How does an illiterate doorkeeper become a saint? Brother André’s path of holiness consisted of living the most attractive virtue of humility, of listening attentively to troubled hearts, of showing a compassion that lifted countless burdens, and of showing a gentleness that put even the worst sinner at ease. Above all, Brother André showed a love of God and trust in the intercession of Saint Joseph that was calm, steadfast, and more certain to him than life itself. In his role of doorkeeper, Brother André had the joy of interacting with countless people for forty years. Over and over, Brother André inspired faith in both the saint and the sinner, the proud and the humble, the well-to-do and the poorest of the poor. Through his lowliness, soul after soul was drawn to God. Every time a life was changed, Brother André gave the credit to Saint Joseph. “Go to Saint Joseph, he will help you,” he would say throughout his life.

Not only was the soul of Brother André filled with the most beautiful virtues, his prayers also worked countless miracles. When people spoke to Brother André and asked for his prayers, a surprising pattern began to emerge—his prayers were answered! The sick were healed, the lame could walk, problems did disappear, and hearts were converted. By the time of his death, the brothers of his order attributed as many as 10,000 miracles to his intercession. But, according to Brother André, it wasn’t he who worked the miracles but Saint Joseph.

At first, word of Brother André’s powerful prayers slowly trickled from person to person, but eventually his renown flowed like a river, roaring from one end of Canada to the other. Lines of people came streaming to him. He prayed for the sick, spent time with those who visited, went out of his way to speak to souls in need, and dispensed mercy and compassion to all. Towards the end of his life, this holy man who struggled with reading received as many as 80,000 letters each year from people asking for his prayers. He entrusted them all to Saint Joseph.

“It is with the smallest brushes that the artist paints the best paintings,” Brother André was fond of saying. The artist was God, and Brother André was the smallest and most humble brush. The living work of art God painted with Brother André was on full display at his wake and funeral. It is estimated that a million people paid their respects during the week that his body lay in state outside of St. Joseph’s Oratory! Brother André’s beautiful legacy was memorialized in a humble chapel he built to Saint Joseph. Over time, that chapel has been transformed and enlarged into the massive St. Joseph Oratory on Mount Royal near the Collège Notre-Dame. The Oratory sits on a hill and towers over its surroundings. It is crowned by one of the largest domes in the world and remains a place of pilgrimage and prayer. On the walls of its crypt hangs a moving testament to Brother André’s healing powers—hundreds of pairs of discarded crutches. The humble are not always exalted in this world, but Brother André truly was.

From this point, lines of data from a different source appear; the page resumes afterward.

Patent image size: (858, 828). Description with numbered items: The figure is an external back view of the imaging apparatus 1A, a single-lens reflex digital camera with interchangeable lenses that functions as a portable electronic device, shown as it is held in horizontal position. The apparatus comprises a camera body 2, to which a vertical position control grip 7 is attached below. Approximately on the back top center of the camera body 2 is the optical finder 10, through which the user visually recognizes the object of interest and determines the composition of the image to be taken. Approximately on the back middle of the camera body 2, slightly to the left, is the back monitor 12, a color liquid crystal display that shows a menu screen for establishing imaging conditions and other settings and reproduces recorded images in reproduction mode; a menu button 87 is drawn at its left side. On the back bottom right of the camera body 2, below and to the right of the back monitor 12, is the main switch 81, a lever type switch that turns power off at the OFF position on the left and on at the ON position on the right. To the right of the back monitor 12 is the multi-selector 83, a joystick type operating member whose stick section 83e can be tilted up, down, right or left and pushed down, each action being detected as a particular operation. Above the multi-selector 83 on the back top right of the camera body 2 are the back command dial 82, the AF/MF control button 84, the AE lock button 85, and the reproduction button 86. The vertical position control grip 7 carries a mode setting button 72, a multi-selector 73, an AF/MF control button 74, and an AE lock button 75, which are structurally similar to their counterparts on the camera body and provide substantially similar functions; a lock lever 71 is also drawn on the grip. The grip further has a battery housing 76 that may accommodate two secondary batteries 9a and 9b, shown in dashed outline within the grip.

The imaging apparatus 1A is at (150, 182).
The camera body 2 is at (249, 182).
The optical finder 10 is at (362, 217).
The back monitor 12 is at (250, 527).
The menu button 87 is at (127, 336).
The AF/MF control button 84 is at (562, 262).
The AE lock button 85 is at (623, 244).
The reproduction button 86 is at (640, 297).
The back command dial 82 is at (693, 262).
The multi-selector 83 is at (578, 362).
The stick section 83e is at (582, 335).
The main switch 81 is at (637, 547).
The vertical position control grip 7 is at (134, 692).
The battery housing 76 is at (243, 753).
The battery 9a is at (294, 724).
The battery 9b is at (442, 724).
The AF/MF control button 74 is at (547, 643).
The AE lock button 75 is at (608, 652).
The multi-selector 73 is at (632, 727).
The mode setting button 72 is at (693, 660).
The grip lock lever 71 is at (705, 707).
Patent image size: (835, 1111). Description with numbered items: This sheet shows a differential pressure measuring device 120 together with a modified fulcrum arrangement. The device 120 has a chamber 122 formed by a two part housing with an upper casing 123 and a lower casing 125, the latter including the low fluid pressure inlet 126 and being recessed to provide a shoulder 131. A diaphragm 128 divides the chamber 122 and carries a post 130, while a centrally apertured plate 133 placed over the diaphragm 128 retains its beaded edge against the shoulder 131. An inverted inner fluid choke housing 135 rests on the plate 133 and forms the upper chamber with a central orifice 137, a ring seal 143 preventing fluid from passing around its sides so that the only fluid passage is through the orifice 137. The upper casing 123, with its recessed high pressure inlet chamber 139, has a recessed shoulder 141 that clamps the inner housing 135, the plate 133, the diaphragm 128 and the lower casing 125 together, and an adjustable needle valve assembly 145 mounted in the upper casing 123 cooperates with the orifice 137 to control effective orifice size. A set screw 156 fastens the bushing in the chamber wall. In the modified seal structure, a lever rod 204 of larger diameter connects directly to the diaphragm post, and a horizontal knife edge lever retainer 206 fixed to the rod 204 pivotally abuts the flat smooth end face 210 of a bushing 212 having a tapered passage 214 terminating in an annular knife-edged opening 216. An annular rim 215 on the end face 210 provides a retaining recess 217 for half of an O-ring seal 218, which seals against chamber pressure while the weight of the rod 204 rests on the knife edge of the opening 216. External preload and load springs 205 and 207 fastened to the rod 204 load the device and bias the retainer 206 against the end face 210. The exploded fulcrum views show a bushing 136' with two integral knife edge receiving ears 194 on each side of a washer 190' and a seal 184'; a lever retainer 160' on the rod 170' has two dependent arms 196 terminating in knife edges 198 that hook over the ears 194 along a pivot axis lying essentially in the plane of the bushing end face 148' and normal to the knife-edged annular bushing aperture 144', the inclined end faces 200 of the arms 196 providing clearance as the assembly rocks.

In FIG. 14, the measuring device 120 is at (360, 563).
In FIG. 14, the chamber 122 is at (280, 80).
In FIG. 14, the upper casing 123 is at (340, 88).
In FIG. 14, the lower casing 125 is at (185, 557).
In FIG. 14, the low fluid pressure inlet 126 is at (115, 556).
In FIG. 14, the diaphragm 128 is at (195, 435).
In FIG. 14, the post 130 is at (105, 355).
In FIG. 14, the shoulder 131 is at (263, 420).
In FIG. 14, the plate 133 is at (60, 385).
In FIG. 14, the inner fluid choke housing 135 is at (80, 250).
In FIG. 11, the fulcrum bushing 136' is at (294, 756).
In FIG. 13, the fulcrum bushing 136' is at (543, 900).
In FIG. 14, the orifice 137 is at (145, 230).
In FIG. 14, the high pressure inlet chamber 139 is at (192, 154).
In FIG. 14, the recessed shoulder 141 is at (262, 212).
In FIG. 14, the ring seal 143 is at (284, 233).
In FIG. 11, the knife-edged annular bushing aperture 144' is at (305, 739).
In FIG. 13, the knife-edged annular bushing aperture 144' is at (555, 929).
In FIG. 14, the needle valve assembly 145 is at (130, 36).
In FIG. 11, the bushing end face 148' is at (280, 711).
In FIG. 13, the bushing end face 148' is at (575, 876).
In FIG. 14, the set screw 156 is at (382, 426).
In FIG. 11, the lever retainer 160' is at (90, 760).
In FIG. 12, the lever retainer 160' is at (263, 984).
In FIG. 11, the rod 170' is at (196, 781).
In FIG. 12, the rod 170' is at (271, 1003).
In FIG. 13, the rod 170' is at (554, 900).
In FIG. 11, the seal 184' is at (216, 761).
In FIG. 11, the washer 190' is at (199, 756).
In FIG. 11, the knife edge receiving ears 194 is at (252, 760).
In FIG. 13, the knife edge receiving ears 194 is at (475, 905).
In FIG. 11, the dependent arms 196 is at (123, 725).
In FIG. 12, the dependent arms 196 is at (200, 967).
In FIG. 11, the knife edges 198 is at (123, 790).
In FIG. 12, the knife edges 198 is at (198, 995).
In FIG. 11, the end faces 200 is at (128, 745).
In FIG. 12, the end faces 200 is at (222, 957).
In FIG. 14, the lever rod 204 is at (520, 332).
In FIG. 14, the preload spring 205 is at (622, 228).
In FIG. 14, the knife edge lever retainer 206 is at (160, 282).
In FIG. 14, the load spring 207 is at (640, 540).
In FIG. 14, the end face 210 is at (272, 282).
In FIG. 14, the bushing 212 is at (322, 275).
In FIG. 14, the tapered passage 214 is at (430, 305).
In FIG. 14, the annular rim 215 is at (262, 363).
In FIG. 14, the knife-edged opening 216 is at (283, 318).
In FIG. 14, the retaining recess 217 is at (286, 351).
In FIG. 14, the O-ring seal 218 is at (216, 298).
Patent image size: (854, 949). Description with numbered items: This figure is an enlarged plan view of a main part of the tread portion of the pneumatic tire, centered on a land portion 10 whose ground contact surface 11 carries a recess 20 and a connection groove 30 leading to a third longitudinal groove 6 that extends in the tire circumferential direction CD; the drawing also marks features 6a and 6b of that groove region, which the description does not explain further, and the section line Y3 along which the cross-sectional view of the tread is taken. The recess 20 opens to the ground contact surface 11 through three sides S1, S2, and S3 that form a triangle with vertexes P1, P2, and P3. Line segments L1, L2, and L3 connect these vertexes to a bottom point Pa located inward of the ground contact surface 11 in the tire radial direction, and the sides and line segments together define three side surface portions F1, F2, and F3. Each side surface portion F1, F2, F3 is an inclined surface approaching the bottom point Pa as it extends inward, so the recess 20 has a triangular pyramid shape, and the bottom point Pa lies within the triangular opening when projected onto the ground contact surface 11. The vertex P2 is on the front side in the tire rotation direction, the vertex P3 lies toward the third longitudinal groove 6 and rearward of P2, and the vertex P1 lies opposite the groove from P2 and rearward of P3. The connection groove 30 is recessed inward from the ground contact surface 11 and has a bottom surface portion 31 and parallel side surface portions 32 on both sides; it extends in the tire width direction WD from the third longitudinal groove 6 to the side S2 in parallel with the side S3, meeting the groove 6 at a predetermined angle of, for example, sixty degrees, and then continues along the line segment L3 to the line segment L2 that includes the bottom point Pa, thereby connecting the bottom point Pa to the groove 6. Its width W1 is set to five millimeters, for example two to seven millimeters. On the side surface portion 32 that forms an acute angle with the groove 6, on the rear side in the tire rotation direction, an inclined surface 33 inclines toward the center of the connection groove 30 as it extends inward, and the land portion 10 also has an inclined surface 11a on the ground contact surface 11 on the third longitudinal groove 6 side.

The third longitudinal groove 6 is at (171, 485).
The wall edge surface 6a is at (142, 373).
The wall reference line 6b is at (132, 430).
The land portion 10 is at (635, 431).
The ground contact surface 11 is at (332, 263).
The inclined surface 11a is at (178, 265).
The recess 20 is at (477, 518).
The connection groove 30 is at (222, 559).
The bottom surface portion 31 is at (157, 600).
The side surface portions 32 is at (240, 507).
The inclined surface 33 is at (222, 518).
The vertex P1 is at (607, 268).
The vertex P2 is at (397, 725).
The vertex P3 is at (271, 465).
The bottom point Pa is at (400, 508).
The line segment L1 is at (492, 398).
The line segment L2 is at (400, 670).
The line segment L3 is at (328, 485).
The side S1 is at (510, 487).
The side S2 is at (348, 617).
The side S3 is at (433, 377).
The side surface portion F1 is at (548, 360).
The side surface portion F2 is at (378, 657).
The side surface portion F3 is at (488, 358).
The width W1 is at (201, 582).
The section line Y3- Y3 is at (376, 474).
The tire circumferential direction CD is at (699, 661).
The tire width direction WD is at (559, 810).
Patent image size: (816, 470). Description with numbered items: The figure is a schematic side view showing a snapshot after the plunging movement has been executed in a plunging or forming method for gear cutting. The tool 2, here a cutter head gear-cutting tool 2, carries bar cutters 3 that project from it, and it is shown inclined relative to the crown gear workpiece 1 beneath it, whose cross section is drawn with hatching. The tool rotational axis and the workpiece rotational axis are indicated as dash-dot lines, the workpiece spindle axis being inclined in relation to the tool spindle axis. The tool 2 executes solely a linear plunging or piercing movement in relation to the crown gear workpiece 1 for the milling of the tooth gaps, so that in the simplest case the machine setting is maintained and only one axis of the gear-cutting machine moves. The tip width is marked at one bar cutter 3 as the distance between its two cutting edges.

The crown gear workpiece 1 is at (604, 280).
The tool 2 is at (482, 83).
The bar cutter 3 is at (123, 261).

Saint André, you were not given any monumental tasks in this world, but you were given great responsibility. You were responsible for loving those who came to you, listening to those who needed to be heard, and praying for those who needed your prayers. Please pray for me, that I may learn from your humble service and live my daily duty in deep love and fidelity to the will of God. Saint André, pray for me. Saint Joseph, pray for me. Jesus, I trust in You.